Nikolai E. Terentiev

Superresolution when PSF is indefinite

Situation when Point Spread Function (PSF) of the device is indefinite or it is roughly appreciated takes place almost always. In an optical wave range PSF (optics + atmosphere) is frequently indefinite, because of an indefinite conditions of scattering and turbulence of an atmosphere. The antenna pattern or PSF of radio telescopes cannot be measured. The near zone of the radio telescopes is so big that it does not allow to measure the antenna pattern or PSF by the ground based methods. The methods of evaluation of PSF on details of the images are considered in the repot. The received estimation of PSF is used for the solution of task (compensation of PSF distortions) super-resolution.

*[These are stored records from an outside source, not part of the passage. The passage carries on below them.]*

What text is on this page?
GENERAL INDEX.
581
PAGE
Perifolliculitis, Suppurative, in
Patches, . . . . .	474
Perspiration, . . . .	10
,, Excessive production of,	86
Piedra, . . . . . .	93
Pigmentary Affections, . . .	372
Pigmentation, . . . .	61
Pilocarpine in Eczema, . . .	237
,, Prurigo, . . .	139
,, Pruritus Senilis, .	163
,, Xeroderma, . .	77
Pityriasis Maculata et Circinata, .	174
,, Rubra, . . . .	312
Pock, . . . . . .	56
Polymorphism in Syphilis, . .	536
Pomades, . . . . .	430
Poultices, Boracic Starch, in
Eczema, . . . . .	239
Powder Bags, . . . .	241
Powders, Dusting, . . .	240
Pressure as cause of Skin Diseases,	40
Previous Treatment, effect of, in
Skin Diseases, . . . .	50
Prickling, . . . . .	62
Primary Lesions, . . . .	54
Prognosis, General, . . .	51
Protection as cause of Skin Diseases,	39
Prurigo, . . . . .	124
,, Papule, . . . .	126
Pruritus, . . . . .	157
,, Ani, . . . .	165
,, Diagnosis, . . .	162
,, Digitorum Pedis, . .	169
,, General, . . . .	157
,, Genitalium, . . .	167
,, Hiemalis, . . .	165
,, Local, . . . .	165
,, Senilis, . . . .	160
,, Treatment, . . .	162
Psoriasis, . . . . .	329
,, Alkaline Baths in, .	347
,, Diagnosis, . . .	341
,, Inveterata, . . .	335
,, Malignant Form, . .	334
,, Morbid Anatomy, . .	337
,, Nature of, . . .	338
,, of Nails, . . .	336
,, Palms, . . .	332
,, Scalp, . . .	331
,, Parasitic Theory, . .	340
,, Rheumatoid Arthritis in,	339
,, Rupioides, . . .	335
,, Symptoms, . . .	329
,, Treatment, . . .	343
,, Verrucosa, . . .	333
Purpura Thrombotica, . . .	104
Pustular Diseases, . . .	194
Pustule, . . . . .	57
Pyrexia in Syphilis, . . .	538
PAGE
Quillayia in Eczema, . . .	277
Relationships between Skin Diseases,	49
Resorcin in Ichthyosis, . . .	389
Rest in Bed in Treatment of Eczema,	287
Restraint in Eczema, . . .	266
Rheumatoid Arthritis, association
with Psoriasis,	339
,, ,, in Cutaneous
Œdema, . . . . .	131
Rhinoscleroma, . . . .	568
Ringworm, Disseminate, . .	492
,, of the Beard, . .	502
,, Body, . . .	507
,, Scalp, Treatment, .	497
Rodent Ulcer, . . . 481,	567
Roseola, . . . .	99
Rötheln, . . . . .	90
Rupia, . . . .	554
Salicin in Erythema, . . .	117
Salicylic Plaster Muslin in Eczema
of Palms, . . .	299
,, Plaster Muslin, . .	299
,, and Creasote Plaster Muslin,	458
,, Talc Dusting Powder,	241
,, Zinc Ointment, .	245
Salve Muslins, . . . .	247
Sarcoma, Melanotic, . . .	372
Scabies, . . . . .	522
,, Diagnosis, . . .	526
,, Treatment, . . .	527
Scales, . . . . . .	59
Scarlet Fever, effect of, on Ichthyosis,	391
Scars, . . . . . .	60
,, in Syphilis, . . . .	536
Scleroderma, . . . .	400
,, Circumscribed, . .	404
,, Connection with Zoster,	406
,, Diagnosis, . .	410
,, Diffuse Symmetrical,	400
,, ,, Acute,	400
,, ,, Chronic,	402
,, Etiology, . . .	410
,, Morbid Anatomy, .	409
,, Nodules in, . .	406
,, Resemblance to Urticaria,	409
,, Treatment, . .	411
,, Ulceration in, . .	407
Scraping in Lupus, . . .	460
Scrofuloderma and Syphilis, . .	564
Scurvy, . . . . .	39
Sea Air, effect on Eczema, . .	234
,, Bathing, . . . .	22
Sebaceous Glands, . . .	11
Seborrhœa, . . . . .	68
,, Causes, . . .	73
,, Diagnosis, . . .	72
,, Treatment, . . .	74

Ultraresolution of microwave, color, and synthetic color images

The modern digital image forming systems are multi sensors or multi rays as a rule. The Modulation Transfer Function (MTF) MO of a Point Spread Function (PSF) O can be measured with the aid of special transparent image. PSF O of passive radio vision system can be measured for a point source. If Y is the ortho-normal system of Fourier harmonics in a small domain, then PSF O and MTF MO are connected by the eigen-values problem relative convolution and multiplication operations: O*Y=MO Y. We may introduce MTF MR of resolving function R: R*Y=MR Y and MTF MRO of (R*O): R*O*Y= MRO Y. We have [1] equality: MRO = MR MO in the frequency small domain. Ultra-resolution method gives point results of resolution and it is the most effective and stable method in order to increase resolution at present time. Examples of PSFs O, MTFs: MO, MR and MRO, and numerous applications of the ultra-resolution method are considered.

Superresolution in a multiray vision system with relative correction of rays

At Faculty of Physics, Moscow State University, the new super-resolution methods for different physical measuring systems are created. Special super-resolution methods for actual multi-rays systems of a millimeter wave range were developed. Until recent time the data obtained from an actual one-ray radio-vision system, were represented in such aspect: as though they were obtained from a virtual multi-rays system. Such an approach appears to be very successful: the problem of super-resolution has been solved at low values of a signal/noise ratio with the paralleled solutions on all the virtual rays. The paper is devoted to the problem of super-resolution of the data from actual compact 6-rays system of radio-vision. The experimental device of a 6-rays radio vision system was created without the mathematical modeling of its operation. It is possible even to tell that at the output of this system the poor results were gained. Therefore there was a problem to improve considerably the poor results: to increase the resolution of each ray. We suppose that obtained experience to be useful while constructing the modern all-weather multi rays real-time radio-vision systems. The methods of super-resolution of actual multi-rays microwave vision system is considered in the paper.

Applications of the local-linear method of super-resolution

The local-linear method of super-resolution was developed for the solution of problems of compensation (resolving) of PSF distortions at low values of a signal/noise ratio. The resolving function, noise factor and value of increased resolution are introduced into consideration. The mathematical questions of applications of the local-linear method of super-resolution and problem of parallel calculations are considered.

Comparative analysis of methods of superresolution

The concepts Point Spread Function (PSF) and Modulation Transfer Function (MTF) are base din the linear and local- linear methods of super-resolution. The resolving function, noise factor and value of achieved resolution are introduced into consideration. It is possible to make the definitions RPSF and RMTF for the resolved images. Values of the achieved resolutions will be estimated by the ratio of integral from RMTF to integral from MTF. It is possible to make the definitions NPSF and NMTF for the nonlinear iterative methods and similarly to estimate values of the achieved resolution. The report is devoted to the comparative analysis of the methods of super-resolutions.

Additional enhancement of resolution in multiray radio vision systems

The designers of modern devices of vision prefer a scanning step of receiving system antenna with a smaller size aperture than the main lobe pattern of the Point Spread Function. This report is devoted to the development and application of a local-linear method of additional resolution enhancement for such a receiving system in radio vision and optics.